A rock target where NASA’s Curiosity Mars rover is using its sample-collection drill this week may have a salty story to tell.
This target, called “Mojave,” displays copious slender features, slightly smaller than grains of rice, that appear to be mineral crystals. A chance to learn their composition prompted the Curiosity science team to choose Mojave as the next rock-drilling target for the 29-month-old mission investigating Mars’ Gale Crater. The features might be a salt mineral left behind when lakewater evaporated.
This week, Curiosity is beginning a “mini-drill” test to assess the rock’s suitability for deeper drilling, which collects a sample for onboard laboratory analysis.
A weeklong pause in science operations to install a new version of rover flight software is scheduled to begin early next week, possibly before completion of the drilling and sample delivery. This is the fourth new version of the onboard software since the rover’s August 2012 landing.
The Mojave drilling begins Curiosity’s third round of investigating the basal layer of Mount Sharp exposed at an area called “Pahrump Hills.” In the first round, the rover drove about 360 feet (110 meters) and scouted sites ranging about 30 feet (9 meters) in elevation. Then it followed a similar path, investigating selected sites in more detail. That second pass included inspection of Mojave in November 2014 with the dust-removal brush, close-up camera and Alpha Particle X-Ray Spectrometer on the rover’s arm. The results put Mojave at the head of the list of targets for the rover’s most intensive inspection, using laboratory instruments that ingest powdered rock collected by the drill.

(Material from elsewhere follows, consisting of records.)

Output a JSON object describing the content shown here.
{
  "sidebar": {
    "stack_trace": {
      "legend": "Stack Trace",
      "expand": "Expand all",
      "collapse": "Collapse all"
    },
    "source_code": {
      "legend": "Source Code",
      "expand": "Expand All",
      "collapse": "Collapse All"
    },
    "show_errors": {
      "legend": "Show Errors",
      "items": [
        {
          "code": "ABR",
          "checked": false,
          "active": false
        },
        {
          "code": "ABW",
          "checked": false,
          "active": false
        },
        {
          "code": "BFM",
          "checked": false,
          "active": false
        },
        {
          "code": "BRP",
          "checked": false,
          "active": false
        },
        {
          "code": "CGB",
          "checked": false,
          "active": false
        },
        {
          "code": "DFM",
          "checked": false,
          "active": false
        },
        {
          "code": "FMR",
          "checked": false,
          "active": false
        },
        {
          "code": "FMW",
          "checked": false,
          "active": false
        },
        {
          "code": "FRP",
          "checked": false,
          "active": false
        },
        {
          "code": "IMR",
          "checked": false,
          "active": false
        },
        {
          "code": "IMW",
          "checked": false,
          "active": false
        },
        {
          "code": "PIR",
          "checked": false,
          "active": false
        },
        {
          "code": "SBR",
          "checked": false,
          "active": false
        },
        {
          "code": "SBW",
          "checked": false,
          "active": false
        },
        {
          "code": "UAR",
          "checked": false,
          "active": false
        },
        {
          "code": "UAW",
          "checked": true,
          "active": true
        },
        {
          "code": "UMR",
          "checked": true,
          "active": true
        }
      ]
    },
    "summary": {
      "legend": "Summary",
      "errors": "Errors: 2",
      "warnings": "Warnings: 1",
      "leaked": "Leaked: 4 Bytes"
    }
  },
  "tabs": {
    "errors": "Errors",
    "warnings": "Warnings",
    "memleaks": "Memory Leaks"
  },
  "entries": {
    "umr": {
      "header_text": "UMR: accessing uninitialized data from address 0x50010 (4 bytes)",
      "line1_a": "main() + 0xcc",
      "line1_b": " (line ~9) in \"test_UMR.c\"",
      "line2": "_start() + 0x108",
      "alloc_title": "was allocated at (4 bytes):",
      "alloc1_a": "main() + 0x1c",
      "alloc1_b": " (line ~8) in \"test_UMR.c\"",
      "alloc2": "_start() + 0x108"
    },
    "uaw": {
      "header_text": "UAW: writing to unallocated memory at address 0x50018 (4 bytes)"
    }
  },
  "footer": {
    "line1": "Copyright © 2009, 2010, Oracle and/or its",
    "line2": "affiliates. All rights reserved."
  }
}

“The crystal shapes are apparent in the earlier images of Mojave, but we don’t know what they represent,” said Curiosity Project Scientist Ashwin Vasavada at NASA’s Jet Propulsion Laboratory, Pasadena, California. “We’re hoping that mineral identifications we get from the rover’s laboratory will shed more light than we got from just the images and bulk chemistry.”
Curiosity’s Chemistry and Mineralogy instrument, or CheMin, can identify specific minerals in rock powder from a drilled sample. Analysis of the drill hole and drill tailings may also reveal whether the crystals are only at the surface, like a salty crust, or are also deeper in the rock.
“There could be a fairly involved story here,” Vasavada said. “Are they salt crystals left from a drying lake? Or are they more pervasive through the rock, formed by fluids moving through the rock? In either case, a later fluid may have removed or replaced the original minerals with something else.”
Curiosity’s work at Pahrump Hills may include drilling one or more additional rocks before heading to higher layers of Mount Sharp.
Next week’s planned software revision, like the mission’s earlier ones, adds protections against vulnerabilities identified in rover testbed activities on Earth. It also adds improvements to make planning drives more efficient.
“The files have already been uplinked and are sitting in the rover’s file system to be ready for the installation,” said JPL’s Danny Lam, the deputy engineering operations chief leading the upgrade process.
One change in the new software is to enable use of the rover’s gyroscope-containing “inertial measurement unit” at the same time as the rover’s drill, for better capability to sense slippage of the rover during a drilling operation. Another is a set of improvements to the rover’s ability to autonomously identify and drive in good terrain.
NASA’s Mars Science Laboratory Project is using Curiosity to assess ancient habitable environments and major changes in Martian environmental conditions. JPL, a division of the California Institute of Technology in Pasadena, built the rover and manages the project for NASA’s Science Mission Directorate in Washington.